Com a medalha de ouro no pescoço, a ginasta Daiane dos Santos desembarcou ontem no aeroporto Afonso Pena, em São José dos Pinhais, e seguiu para Curitiba em carro do Corpo de Bombeiros para, mais uma vez, ser recebida com festa pela população curitibana, que começa a se acostumar a considerar a gauchinha uma heroína local.

Batuque e coros de boas- vindas no saguão do aeroporto, que estava repleto de cartazes, faixas, palhaços e até uma banda tocando Brasileirinho, música de Valdir Azevedo que a campeã da Copa do Mundo de Ginástica imortalizou numa apresentação de gala domingo.

Daiane, que domingo foi medalha de ouro na grande final da Copa do Mundo de Ginástica, em Birmingham, na Inglaterra, retornou ao Brasil ontem e declarou que o País está no primeiro mundo da modalidade, sem dever nada a outras nações de ponta, como Romênia e China.

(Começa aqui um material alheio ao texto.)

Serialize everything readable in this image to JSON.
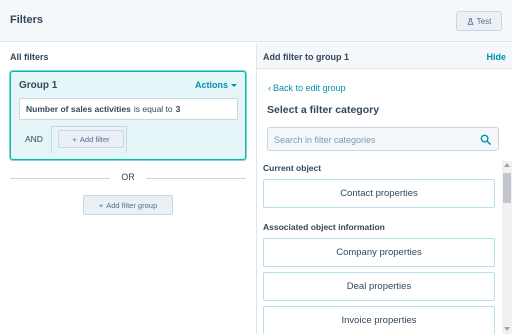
{
  "header": {
    "title": "Filters",
    "test_label": "Test"
  },
  "left": {
    "title": "All filters",
    "group": {
      "title": "Group 1",
      "actions_label": "Actions",
      "rule": {
        "property": "Number of sales activities",
        "operator": "is equal to",
        "value": "3"
      },
      "and_label": "AND",
      "add_filter_label": "Add filter"
    },
    "or_label": "OR",
    "add_group_label": "Add filter group"
  },
  "right": {
    "title": "Add filter to group 1",
    "hide_label": "Hide",
    "back_label": "Back to edit group",
    "select_title": "Select a filter category",
    "search_placeholder": "Search in filter categories",
    "sections": [
      {
        "label": "Current object",
        "items": [
          "Contact properties"
        ]
      },
      {
        "label": "Associated object information",
        "items": [
          "Company properties",
          "Deal properties",
          "Invoice properties"
        ]
      }
    ]
  },
  "colors": {
    "accent": "#0091ae",
    "group_bg": "#e5f5f8",
    "group_border": "#00bda5",
    "text": "#33475b"
  }
}
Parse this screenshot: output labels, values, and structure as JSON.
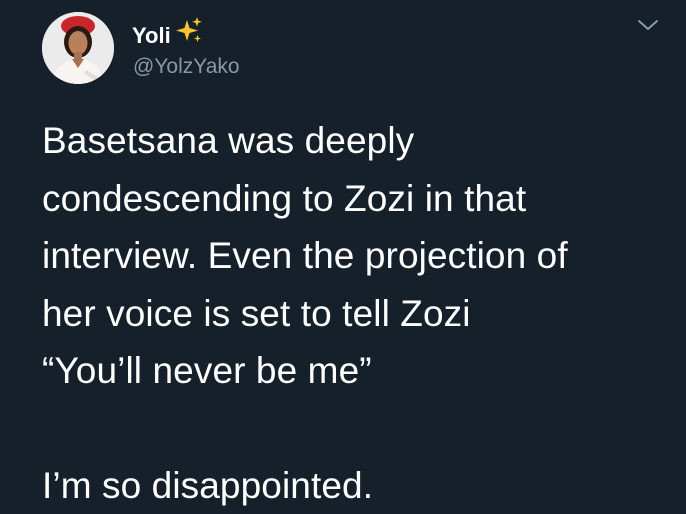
{
  "tweet": {
    "display_name": "Yoli",
    "name_emoji": "sparkles-icon",
    "handle": "@YolzYako",
    "text": "Basetsana was deeply\ncondescending to Zozi in that\ninterview. Even the projection of\nher voice is set to tell Zozi\n“You’ll never be me”\n\nI’m so disappointed."
  },
  "icons": {
    "menu": "chevron-down-icon",
    "avatar": "avatar"
  },
  "colors": {
    "background": "#15202b",
    "text": "#ffffff",
    "secondary_text": "#8899a6",
    "sparkle": "#f7c62f"
  }
}
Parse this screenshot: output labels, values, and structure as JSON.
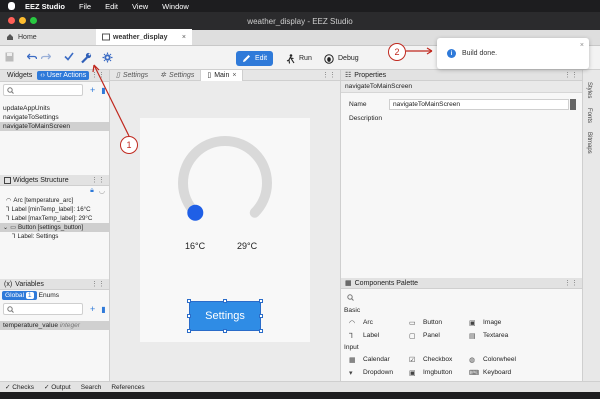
{
  "menubar": {
    "app_name": "EEZ Studio",
    "items": [
      "File",
      "Edit",
      "View",
      "Window"
    ]
  },
  "window": {
    "title": "weather_display - EEZ Studio"
  },
  "tabs": {
    "home_label": "Home",
    "project_label": "weather_display",
    "close_glyph": "×"
  },
  "toolbar": {
    "edit_label": "Edit",
    "run_label": "Run",
    "debug_label": "Debug",
    "icons": [
      "save-icon",
      "undo-icon",
      "redo-icon",
      "check-icon",
      "build-wrench-icon",
      "settings-gear-icon"
    ]
  },
  "left": {
    "widgets_tab": "Widgets",
    "user_actions_tab": "User Actions",
    "actions": [
      "updateAppUnits",
      "navigateToSettings",
      "navigateToMainScreen"
    ],
    "selected_action_index": 2,
    "widgets_structure_title": "Widgets Structure",
    "structure_items": [
      {
        "icon": "arc-icon",
        "label": "Arc [temperature_arc]"
      },
      {
        "icon": "label-icon",
        "label": "Label [minTemp_label]: 16°C"
      },
      {
        "icon": "label-icon",
        "label": "Label [maxTemp_label]: 29°C"
      },
      {
        "icon": "button-icon",
        "label": "Button [settings_button]"
      },
      {
        "icon": "label-icon",
        "label": "Label: Settings"
      }
    ],
    "variables_title": "Variables",
    "global_tab": "Global",
    "global_count": "1",
    "enums_tab": "Enums",
    "variable_name": "temperature_value",
    "variable_type": "integer"
  },
  "canvas": {
    "tabs": [
      "Settings",
      "Settings",
      "Main"
    ],
    "min_temp": "16°C",
    "max_temp": "29°C",
    "button_label": "Settings",
    "arc_value_fraction": 0.0
  },
  "properties": {
    "title": "Properties",
    "subtitle": "navigateToMainScreen",
    "name_label": "Name",
    "name_value": "navigateToMainScreen",
    "description_label": "Description",
    "description_value": ""
  },
  "palette": {
    "title": "Components Palette",
    "basic_label": "Basic",
    "basic_items": [
      "Arc",
      "Button",
      "Image",
      "Label",
      "Panel",
      "Textarea"
    ],
    "input_label": "Input",
    "input_items": [
      "Calendar",
      "Checkbox",
      "Colorwheel",
      "Dropdown",
      "Imgbutton",
      "Keyboard"
    ]
  },
  "right_vertical_tabs": [
    "Styles",
    "Fonts",
    "Bitmaps"
  ],
  "status": {
    "items": [
      "Checks",
      "Output",
      "Search",
      "References"
    ]
  },
  "toast": {
    "message": "Build done."
  },
  "annotations": [
    "1",
    "2"
  ],
  "colors": {
    "accent": "#2f7ad9",
    "button": "#2f8ce5",
    "arc_track": "#d8d8d8",
    "knob": "#1f5fe6",
    "annotation": "#c0281e"
  }
}
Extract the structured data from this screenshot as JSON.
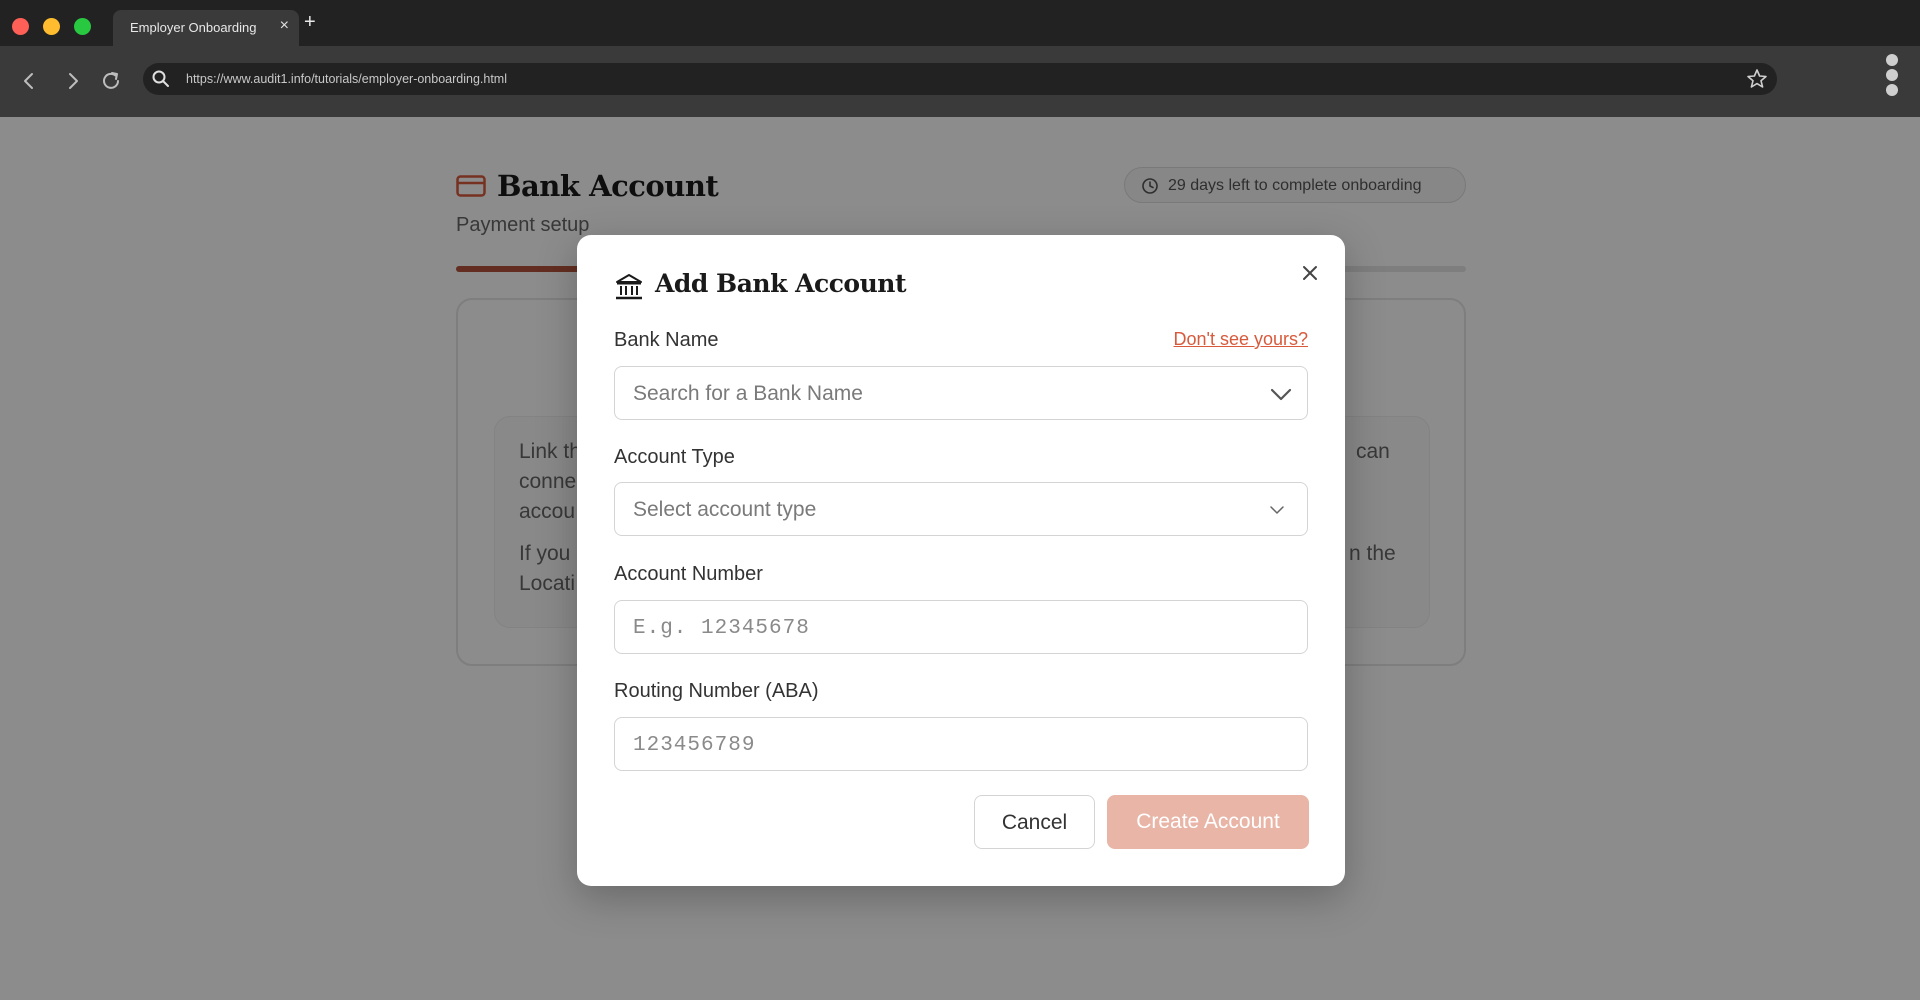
{
  "browser": {
    "tab_title": "Employer Onboarding",
    "tab_close": "×",
    "new_tab": "+",
    "url": "https://www.audit1.info/tutorials/employer-onboarding.html",
    "icons": [
      "back-icon",
      "forward-icon",
      "reload-icon",
      "search-icon",
      "star-icon",
      "menu-icon"
    ]
  },
  "page": {
    "title": "Bank Account",
    "subtitle": "Payment setup",
    "badge": "29 days left to complete onboarding",
    "progress_percent": 14,
    "info_visible_fragments": [
      "Link th",
      "conne",
      "accou",
      "If you",
      "Locati",
      "can",
      "n the"
    ]
  },
  "modal": {
    "title": "Add Bank Account",
    "bank_name_label": "Bank Name",
    "dont_see_link": "Don't see yours?",
    "bank_name_placeholder": "Search for a Bank Name",
    "account_type_label": "Account Type",
    "account_type_placeholder": "Select account type",
    "account_number_label": "Account Number",
    "account_number_placeholder": "E.g. 12345678",
    "routing_label": "Routing Number (ABA)",
    "routing_placeholder": "123456789",
    "cancel_label": "Cancel",
    "create_label": "Create Account"
  },
  "colors": {
    "accent": "#d85a3c",
    "progress": "#b4553d",
    "create_disabled": "#e8b5a7"
  }
}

Daiane, que tem patrocínio individual e exclusivo da Brasil Telecom há três anos, desembarcou no aeroporto do Galeão, no Rio de Janeiro, vinda de Frankfurt, e logo fez conexão para o Afonso Pena. Na capital paranaense, a ginasta gaúcha seguiu em caminhão do Corpo de Bombeiros para o escritório da empresa e participou de uma videoconferência de imprensa, na qual falou para mais de 40 veículos de comunicação (entre jornais, rádios, tevês e sites) de 12 estados.

Segundo a atleta, a ginástica no Brasil vem evoluindo muito nesses anos graças ao apoio do governo, através da Lei Agnelo-Piva, e ao incentivo de empresas privadas. "A Brasil Telecom é um exemplo de que, com a ajuda privada, o nível das competidoras poderá ser ainda melhor, assim como os resultados nos grandes eventos", disse. "Alguns países já conhecem o nosso potencial e, quando nos vêem nos ginásios, sabem que não terão vida fácil pela frente", comentou.

Sobre a rivalidade com a romena Catalina Ponor, ouro nas Olimpíadas de Atenas e prata na Super Final em Birmingham, Daiane lembrou da Grécia. "Ela foi melhor lá e eu tive melhor nota na Inglaterra. Não acho que me vinguei. Estamos lutando pela vitória para nossos países e, além disso, ninguém pode ganhar todas". Sobre a série de exercícios "Brasileirinho", que vem usando desde o começo de 2004, a ginasta deve optar pela manutenção. "Estou realizando essa coreografia há pouco tempo e, por isso, vou mantê-la. Talvez nem mude mais."

Em relação ao quinto lugar obtido por ela na prova de solo em Atenas, no momento em que a expectativa por uma medalha de ouro da ginasta era grande, Daiane completou: "Errei e perdi pontos que comprometeram meu resultado. Alguns até cogitaram que o problema foi o Brasileirinho, mas quem falhou foi a brasileirinha Daiane dos Santos. Devemos ser lembradas pelos bons resultados que alcançamos, não só por aqueles que não pudemos atingir. O que pouca gente sabe é que esta foi a primeira olimpíada que contou com uma equipe brasileira completa. E o nono lugar foi um ótimo resultado".

As conquistas de 2004 colocaram a pequenina Daiane na liderança do ranking da Federação Internacional de Ginástica (FIG).

Tema irrita gaúcha

Daiane dos Santos garantiu que ainda não há nada decidido sobre uma possível cirurgia no joelho direito. "Tem um mal-entendido nisso", afirmou a ginasta, referindo-se às informações de que seria operada em janeiro.

Daiane chegou a ficar nervosa com as questões sobre a cirurgia, que ela própria tinha anunciado antes do ouro no solo da final da Copa do Mundo, em Birmingham.

"De novo. Mais uma vez. Já foi falado", repetia a ginasta, enquanto a pergunta sobre a cirurgia era formulada. "Falam tanto nisso que já está me irritando."

Segundo Daiane, não houve nenhuma afirmativa ao repórter que lhe perguntou em Birmingham, na Inglaterra, sobre a cirurgia. "Disse que podia ser que sim ou que não", acentuou. "Isso tem que ser decidido entre mim, o médico e o treinador."

"O médico disse que mais tarde deveria ter uma nova intervenção para que, no futuro, ela não venha a ter problemas como artrose", afirmou Eliane Martins.